En visite officielle à Paris le 8 octobre dernier, Viktor Ianoukovitch, l'actuel Président de l’Ukraine, a tenu une conférence à l’IFRI (Institut français des relations internationales) sur la politique extérieure de son pays. Succédant à un entretien avec Nicolas Sarkozy, la conférence a respecté à la lettre les usages en vigueur dans la diplomatie : quantité minimale d’informations sur les choix politiques, tactiques et stratégiques de l’Ukraine, compensée (?) par de multiples périphrases et autres formules de complaisance envers la France et l’Union Européenne.

Cette visite nous aura néanmoins permis d'apprendre que "l’avenir de la maison européenne", son "second souffle", réside, à n'en plus douter, dans son rapprochement politique et économique avec l’espace post-soviétique en général, et avec l’Ukraine en particulier ; rapprochement rendu d’autant plus pressant par la crise économique.

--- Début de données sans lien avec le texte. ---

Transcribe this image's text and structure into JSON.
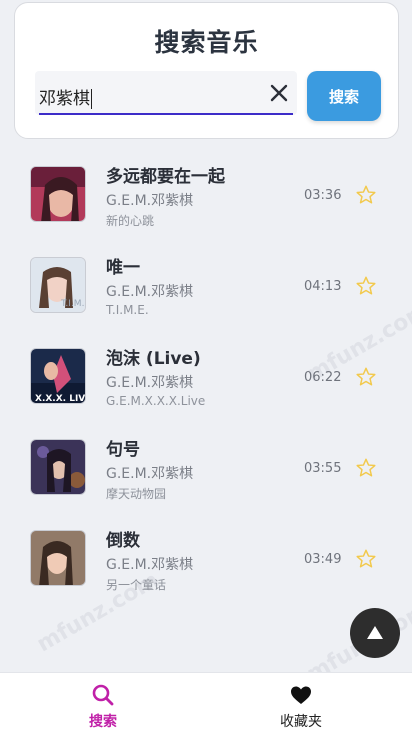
{
  "header": {
    "title": "搜索音乐",
    "search_value": "邓紫棋",
    "search_button": "搜索"
  },
  "songs": [
    {
      "title": "多远都要在一起",
      "artist": "G.E.M.邓紫棋",
      "album": "新的心跳",
      "duration": "03:36"
    },
    {
      "title": "唯一",
      "artist": "G.E.M.邓紫棋",
      "album": "T.I.M.E.",
      "duration": "04:13"
    },
    {
      "title": "泡沫 (Live)",
      "artist": "G.E.M.邓紫棋",
      "album": "G.E.M.X.X.X.Live",
      "duration": "06:22"
    },
    {
      "title": "句号",
      "artist": "G.E.M.邓紫棋",
      "album": "摩天动物园",
      "duration": "03:55"
    },
    {
      "title": "倒数",
      "artist": "G.E.M.邓紫棋",
      "album": "另一个童话",
      "duration": "03:49"
    }
  ],
  "nav": {
    "search_label": "搜索",
    "favorites_label": "收藏夹"
  },
  "watermark": "mfunz.com",
  "colors": {
    "accent_blue": "#3b9be0",
    "active_tab": "#c020a8",
    "input_underline": "#3c2cc8",
    "star": "#f2c94c"
  },
  "icons": {
    "clear": "close-icon",
    "favorite": "star-outline-icon",
    "scroll_top": "triangle-up-icon",
    "nav_search": "search-icon",
    "nav_favorites": "heart-icon"
  }
}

Mettant en avant les atouts économiques de son pays - forte industrialisation, importantes ressources en matières premières, position de transit pour le gaz russe, terres fertiles et activités aérospatiales – Viktor Ianoukovitch a donc appelé de ses vœux un renforcement des relations de l'Ukraine avec l’Union Européenne, en vue de son intégration à plus ou moins longue échéance. Ce renforcement devrait notamment se traduire par un accord de suppression des visas, une réduction progressive des barrières douanières dans "trois, cinq ou dix ans" pour les marchandises les plus sensibles, et une adhésion "rapide" à l’OMC. La France aurait par ailleurs un rôle à jouer dans la modernisation du pays en intervenant sur les gazoducs, dans le nucléaire civil, et par son apparent modèle d’équilibre politique, entre centralisation et régionalisation. Sur ce dernier point, le président ukrainien souhaite en effet renforcer "l’auto-gestion locale" des régions et substituer aux élections proportionnelles un régime mixte, alliant proportionnalité et majorité, pour rapprocher les députés des "électeurs de base".

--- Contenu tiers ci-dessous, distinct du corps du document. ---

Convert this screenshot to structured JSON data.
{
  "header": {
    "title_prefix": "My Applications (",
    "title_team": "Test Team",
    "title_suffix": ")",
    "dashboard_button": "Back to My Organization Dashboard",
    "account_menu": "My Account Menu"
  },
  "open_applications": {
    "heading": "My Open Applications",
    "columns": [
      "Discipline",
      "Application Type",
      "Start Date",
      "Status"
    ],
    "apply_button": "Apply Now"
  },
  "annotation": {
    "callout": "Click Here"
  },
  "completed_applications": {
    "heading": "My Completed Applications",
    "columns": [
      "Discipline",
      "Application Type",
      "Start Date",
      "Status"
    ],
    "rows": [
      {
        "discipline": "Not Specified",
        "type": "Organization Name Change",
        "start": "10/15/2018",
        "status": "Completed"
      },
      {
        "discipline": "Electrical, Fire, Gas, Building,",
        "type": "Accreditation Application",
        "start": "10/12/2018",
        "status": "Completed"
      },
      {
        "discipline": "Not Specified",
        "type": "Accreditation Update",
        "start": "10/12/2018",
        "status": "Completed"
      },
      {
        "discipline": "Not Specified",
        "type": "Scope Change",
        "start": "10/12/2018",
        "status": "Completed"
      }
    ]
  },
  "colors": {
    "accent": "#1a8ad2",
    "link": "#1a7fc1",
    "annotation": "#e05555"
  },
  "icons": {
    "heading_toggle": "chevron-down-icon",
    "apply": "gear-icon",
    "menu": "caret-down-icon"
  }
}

Cela dit, un nombre substantiel de points problématiques et de dossiers fâcheux n’a pas été abordé par Mr Ianoukovitch lors de son intervention. Du point de vue géopolitique, la main tendue vers l’Europe et la France en particulier ne devrait pas escamoter le récent raffermissement du partenariat stratégique entre l’Ukraine et la Russie ; raffermissement corroboré par la reconduite à 25 ans (par le Président lui-même) du bail de la flotte russe stationnée en Crimée. De surcroît, l’Ukraine refuse catégoriquement d’être intégrée à l’Otan… organisation politico-militaire dont la majorité des Etats européens fait partie. Aussi la croyance en un statut "hors-bloc" de l’Ukraine, voguant tranquillement entre son "aspiration européenne" et le "partenariat russe" renforcé, confère-t-elle peut-être à l’ingénuité. Et, d'un point de vue de politique intérieure, les multiples références du président ukrainien au caractère démocratique de son pays ne sauraient pas non plus dissimuler les difficultés - notons le ton diplomatique - rencontrées par la presse, notamment depuis son accession au pouvoir   .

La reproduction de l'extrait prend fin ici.